The two of us sat there enjoying its honesty.
I made sure the waitress wasn’t listening
or else I'd get holy Hell on the ride home.
But then my new friend got somber once again
and kept repeating “And they wonder why...”
I never saw him ever again.

Wednesday, May 13, 2009


This is a tale that coulda prolly happened. Somewhere in the late '60s, it's a tale where the beatnik met the hippie...

With his tight leather pants and a swagger to embarrass Mae West on a bad night, the Lizard King entered the Waldorf elevator and saw Jack, one of his literary idols.

"Hey man, you're Jack Kerouac..." the shaman-like guy asked, mellow and low.

Thift shop chic and effortlessly handsome, Jack was in the Big Apple to deliver his latest manuscript and answered,"That's my name..."

"I read everything you ever wrote -- the name is Jim," his fan said. "I'm in town with my band called The Doors."

As he watched the greasy hippie walk off to his room, Kerouac thought, "I work my whole fuckin' life, hitchhike across the country and they call this fucking guy a poet..."


He went everyday to the museum to see those dark beaming eyes, that long lustrous hair and her half unsure smile.

On or off his meds, this manic routine had by now had become a fixture of his life.

Oh sure, there was always some artsy liberal couple on a first date talking about such nonsense as Warhol and color blocking to ruin his time with her.

But they were superficial.

Someday somehow he knew he'd meet his exotic beauty and take her here -- but not to utter Warhol.

Until then, though, he'd be content and diligent just staring at her staring at him.

Monday, May 4, 2009


I live deep within the heart of 'Soprano-Land' (the show was even shot on my block a few years back).
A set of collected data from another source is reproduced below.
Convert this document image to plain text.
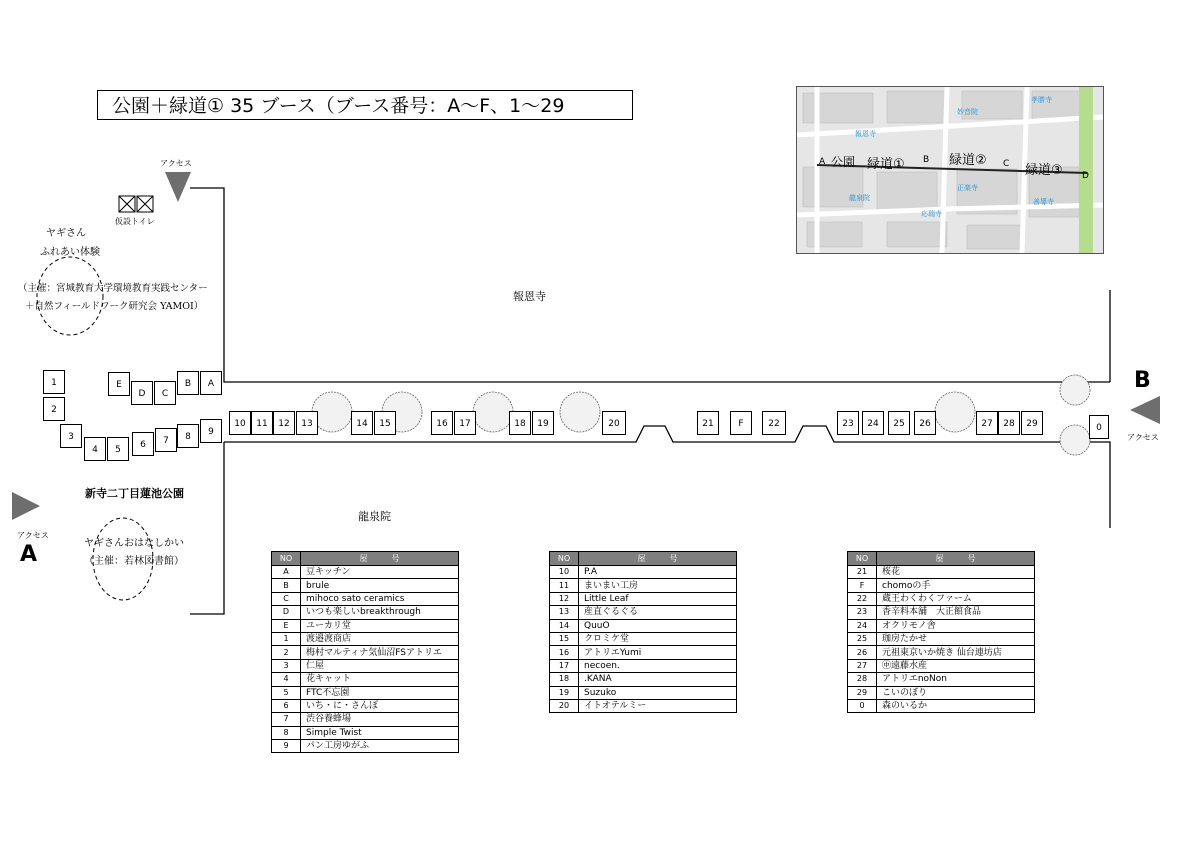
公園＋緑道① 35 ブース（ブース番号：A〜F、1〜29
アクセス
アクセス
アクセス
A
B
仮設トイレ
ヤギさん
ふれあい体験
（主催：宮城教育大学環境教育実践センター
＋自然フィールドワーク研究会 YAMOI）
ヤギさんおはなしかい
（主催：若林図書館）
新寺二丁目蓮池公園
報恩寺
龍泉院
A
B
C
D
E
1
2
3
4	5	6	7	8	9
10	11	12	13	14	15	16	17	18	19	20	21	F	22	23	24	25	26	27	28	29	0
A 公園 緑道① B 緑道② C 緑道③ D
孝勝寺
妙音院
報恩寺
正楽寺
龍泉院
応瑞寺
善導寺
NO	屋　　　号
A	豆キッチン
B	brule
C	mihoco sato ceramics
D	いつも楽しいbreakthrough
E	ユーカリ堂
1	渡邉渡商店
2	梅村マルティナ気仙沼FSアトリエ
3	仁屋
4	花キャット
5	FTC不忘園
6	いち・に・さんぽ
7	渋谷養蜂場
8	Simple Twist
9	パン工房ゆがふ
NO	屋　　　号
10	P.A
11	まいまい工房
12	Little Leaf
13	産直ぐるぐる
14	QuuO
15	クロミケ堂
16	アトリエYumi
17	necoen.
18	.KANA
19	Suzuko
20	イトオテルミー
NO	屋　　　号
21	桜花
F	chomoの手
22	蔵王わくわくファーム
23	香辛料本舗　大正館食品
24	オクリモノ舎
25	珈房たかせ
26	元祖東京いか焼き 仙台連坊店
27	㊥遠藤水産
28	アトリエnoNon
29	こいのぼり
0	森のいるか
In any case, being EYEtalian and all, I've never particulary gravitated towards the show beyond the casual level. I guess it's because I can't wear a suit without looking like I have lye and a shovel in my trunk. Don't get my wrong, I watched it, sure, but didn't really live and breathe it the way many fans have. I bring this up because today at the bakery, this is what I overheard and, to be honest, didn't think twice.

As I wait for my sandwiches, an unassuming (yet still very goombahed) voice behind me says on a cell, "Yeah, he made bail..."

Not even trying to be quiet he continued, "It was 250 -- two hundred and fifty thousand."

As I smirked in front, the convo got better when I heard him say, "No, no, no, he didn't get a racketeering charge, just the gambling."

After a pause he went on, "Well, our operation is in Costa Rica, his was is in the Dominican Republic so we're good."

"Yeah, I'm gonna be at the luncheonette in the morning so come on by and see me," he said, before clacking his cell shut.

After hearing these kinds of guys my whole life in places like this, the subtext of his last sentence didn't bother any of us on line since we were merely hearing just another Jersey guy at work.